Recent years saw Canada's banks work hard at establishing a number of different ways to raise Tier 1 capital.
At times it felt like overkill: Traditional common and preferred stock offerings were augmented with securities with exotic names, such as innovative Tier 1 capital, or covered bonds.
No one is talking about overkill these days. At a time when the ability to raise capital is critical to a financial institution's continued good health, Canada's banks can and are making use of multiple sources of funding.
Which brings us to Bank of Nova Scotia.
Scotiabank tapped that innovative Tier 1 capital market on Thursday by launching a $500-million offering of what's known as BaTS. (All the banks tried to put memorable names on this paper – RBC opted for TruCS, TD uses Cats and BMO went with BOaTS.)
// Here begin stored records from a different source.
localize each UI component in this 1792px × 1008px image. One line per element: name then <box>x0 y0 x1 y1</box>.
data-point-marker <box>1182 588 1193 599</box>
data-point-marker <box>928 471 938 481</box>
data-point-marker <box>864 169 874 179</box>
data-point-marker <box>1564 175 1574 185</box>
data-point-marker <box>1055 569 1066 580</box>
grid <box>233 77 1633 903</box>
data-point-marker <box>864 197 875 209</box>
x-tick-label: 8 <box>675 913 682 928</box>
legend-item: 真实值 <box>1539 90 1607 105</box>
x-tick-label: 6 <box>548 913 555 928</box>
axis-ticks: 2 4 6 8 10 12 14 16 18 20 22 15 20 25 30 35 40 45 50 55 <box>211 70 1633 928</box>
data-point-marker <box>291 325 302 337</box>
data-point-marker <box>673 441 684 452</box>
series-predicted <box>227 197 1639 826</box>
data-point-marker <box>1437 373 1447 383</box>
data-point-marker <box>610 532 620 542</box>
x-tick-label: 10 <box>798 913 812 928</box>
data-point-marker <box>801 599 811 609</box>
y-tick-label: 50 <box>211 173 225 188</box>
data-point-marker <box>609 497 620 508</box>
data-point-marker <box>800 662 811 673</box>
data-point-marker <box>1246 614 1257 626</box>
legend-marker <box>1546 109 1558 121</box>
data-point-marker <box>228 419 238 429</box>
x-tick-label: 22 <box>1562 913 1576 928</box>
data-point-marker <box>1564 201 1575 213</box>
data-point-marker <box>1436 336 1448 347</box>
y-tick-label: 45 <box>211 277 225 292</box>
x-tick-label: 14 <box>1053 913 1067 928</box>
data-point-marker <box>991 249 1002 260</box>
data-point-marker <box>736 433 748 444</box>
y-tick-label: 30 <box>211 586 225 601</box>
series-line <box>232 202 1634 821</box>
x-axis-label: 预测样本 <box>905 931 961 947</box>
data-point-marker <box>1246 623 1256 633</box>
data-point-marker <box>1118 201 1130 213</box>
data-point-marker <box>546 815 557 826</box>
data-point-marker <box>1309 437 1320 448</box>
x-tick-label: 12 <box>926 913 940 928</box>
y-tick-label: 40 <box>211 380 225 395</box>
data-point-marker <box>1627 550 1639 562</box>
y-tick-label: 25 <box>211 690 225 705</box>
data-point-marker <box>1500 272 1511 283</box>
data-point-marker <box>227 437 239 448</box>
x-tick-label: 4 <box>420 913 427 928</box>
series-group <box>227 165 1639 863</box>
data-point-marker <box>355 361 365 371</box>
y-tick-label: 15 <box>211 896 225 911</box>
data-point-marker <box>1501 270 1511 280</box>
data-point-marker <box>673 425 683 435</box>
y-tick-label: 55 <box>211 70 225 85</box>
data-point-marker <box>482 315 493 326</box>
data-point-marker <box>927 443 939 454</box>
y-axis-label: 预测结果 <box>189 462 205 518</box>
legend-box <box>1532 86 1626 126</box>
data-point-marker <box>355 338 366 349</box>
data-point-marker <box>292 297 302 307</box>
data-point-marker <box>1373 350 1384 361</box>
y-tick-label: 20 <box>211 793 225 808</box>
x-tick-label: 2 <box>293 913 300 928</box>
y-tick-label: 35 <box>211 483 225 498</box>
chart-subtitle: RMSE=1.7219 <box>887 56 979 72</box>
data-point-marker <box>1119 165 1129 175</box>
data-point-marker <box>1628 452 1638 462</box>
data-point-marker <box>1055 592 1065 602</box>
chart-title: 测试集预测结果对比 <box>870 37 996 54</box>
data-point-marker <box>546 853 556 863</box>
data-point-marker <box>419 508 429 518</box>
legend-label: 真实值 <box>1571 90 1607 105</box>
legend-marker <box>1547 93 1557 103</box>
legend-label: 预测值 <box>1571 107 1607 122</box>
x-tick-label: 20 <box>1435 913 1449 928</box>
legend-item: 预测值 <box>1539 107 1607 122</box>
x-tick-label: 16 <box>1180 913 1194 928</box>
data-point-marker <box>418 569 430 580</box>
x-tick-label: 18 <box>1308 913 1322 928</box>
This securities are sold to the income-seekers, and look like debt, but are treated as Tier 1 equity by regulators. The BaTS sport a 7.8 per cent yield, or 471 basis points over a comparable 10 year government bond. That premium rate garnered all sorts of interest, and Scotiabank was able to bump up the final size of the deal to $650-million. Scotia Capital led the offering.Scotiabank was the only one of the five big banks that did not sell common stock last year to shore up its balance sheet. It did issue shares to Sun Life Financial as part of the payment for a stake in fund manager CI Financial, which helped bolster its capital ratios.